En fait, j’aurais aimé en avoir trois ou quatre de plus ou alors embarquer à bord d’une fusée qui remonterait le temps, un court voyage, trois ans seulement, pour devenir champion de France 1979, au lieu de compulser chaque soir l’album du titre que ma mère m’avait déniché chez un libraire d’occasion.
Bon, j’avais huit ans, et ce soir d’été 1982, Strasbourg affrontait l’AJ Auxerre. Mon cœur battit très fort en découvrant les gradins, la pelouse à mes yeux gigantesque, les maillots bleus à liserés blancs Adidas frappés d’une cigogne et de la cathédrale et, merveille des merveilles, le stade était baigné par une délicieuse odeur de chocolat, comme dans mon livre favori, Charlie et la chocolaterie. A l’époque, une usine Suchard fumait à la Meinau. Immédiatement, je reconnus quelques-uns de mes héros, les champions de France encore au club, Dropsy, Deutschmann, Piasecki. Mais les enfants sont versatiles et comme j’adorais les vikings, le milieu danois Carsten Nielsen devint mon joueur préféré ce soir-là.
Trente-cinq ans plus tard, je ne me rappelle de rien ou presque de cette grande première, sinon que la rencontre fut terne et que le Racing perdit, sur un but du Polonais moustachu le plus célèbre de l’époque, après Lech Walesa, le redoutable Andrzej Szarmach.
Il n’empêche, une longue histoire d’amour débutait. Je suis allé voir des dizaines et des dizaines de match à la Meinau.
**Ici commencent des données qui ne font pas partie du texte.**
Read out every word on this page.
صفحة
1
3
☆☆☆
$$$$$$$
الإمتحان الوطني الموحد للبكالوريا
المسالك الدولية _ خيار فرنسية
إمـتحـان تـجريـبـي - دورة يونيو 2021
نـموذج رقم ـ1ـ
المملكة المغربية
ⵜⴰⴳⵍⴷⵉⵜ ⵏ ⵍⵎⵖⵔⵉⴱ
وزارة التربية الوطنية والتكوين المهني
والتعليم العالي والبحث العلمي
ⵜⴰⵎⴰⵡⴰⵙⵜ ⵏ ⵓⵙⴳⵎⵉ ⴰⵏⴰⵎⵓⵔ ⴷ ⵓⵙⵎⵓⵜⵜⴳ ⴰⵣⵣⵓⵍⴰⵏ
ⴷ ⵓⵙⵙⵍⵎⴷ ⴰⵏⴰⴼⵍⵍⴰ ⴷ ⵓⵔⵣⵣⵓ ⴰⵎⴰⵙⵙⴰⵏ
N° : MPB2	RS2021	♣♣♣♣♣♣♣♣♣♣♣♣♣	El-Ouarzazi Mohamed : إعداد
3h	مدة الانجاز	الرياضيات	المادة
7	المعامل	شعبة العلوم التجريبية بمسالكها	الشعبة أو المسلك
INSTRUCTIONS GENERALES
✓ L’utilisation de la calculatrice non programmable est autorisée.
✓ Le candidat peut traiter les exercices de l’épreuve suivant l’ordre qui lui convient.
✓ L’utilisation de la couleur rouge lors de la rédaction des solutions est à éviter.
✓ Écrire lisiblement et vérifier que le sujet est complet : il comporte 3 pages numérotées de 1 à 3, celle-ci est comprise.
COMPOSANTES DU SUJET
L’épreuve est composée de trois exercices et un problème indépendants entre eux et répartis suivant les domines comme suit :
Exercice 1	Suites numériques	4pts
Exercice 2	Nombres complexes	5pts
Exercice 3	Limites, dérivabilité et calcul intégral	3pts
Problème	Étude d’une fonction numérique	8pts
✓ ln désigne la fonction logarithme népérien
Pêle-mêle, je me souviens des tenues révolutionnaires dessinées par Daniel Hechter qui relancèrent la mode des shorts longs (qui relancera les shorts courts ?), de la German connexion de la fin des années 80 (Rolf, Allofs, un buteur d’ex-RDA dont j’ai oublié le nom…), de la nuque longue de Monczuk ; je souris en pensant aux éclairs du jeune Djorkaeff, à la montée en 1992 (la raclée encaissée par Rennes dans la Meinau en fusion), aux formidables joueurs des années 90 (Leboeuf, Sauzée, Dacourt, Keller, Mostovoï, Mostovoï !), aux matchs de coupe d’Europe contre Liverpool et l’Inter de Milan… Ensuite, j’ai quitté Strasbourg mais jamais cessé de suivre les prouesses et les déboires du club, trop de déboires, de descentes, de gestion calamiteuse – j’espère qu’un jour, on m’expliquera les dessous de la décennie 2000, comment le Racing a failli disparaître.
Qu’importe, aujourd’hui, le Racing est de retour dans l’élite sous la sage et ambitieuse présidence de Marc Keller. J’étais au stade contre Bourg-en-Bresse, en mai dernier, le soir de la montée. Et j’ai ressenti le même plaisir qu’en août 1982, les mêmes émotions que le petit garçon venu assister à son premier match aux côtés de son père.
Il n’y a plus de chocolaterie à la Meinau mais le Racing est toujours là : c’est formidable.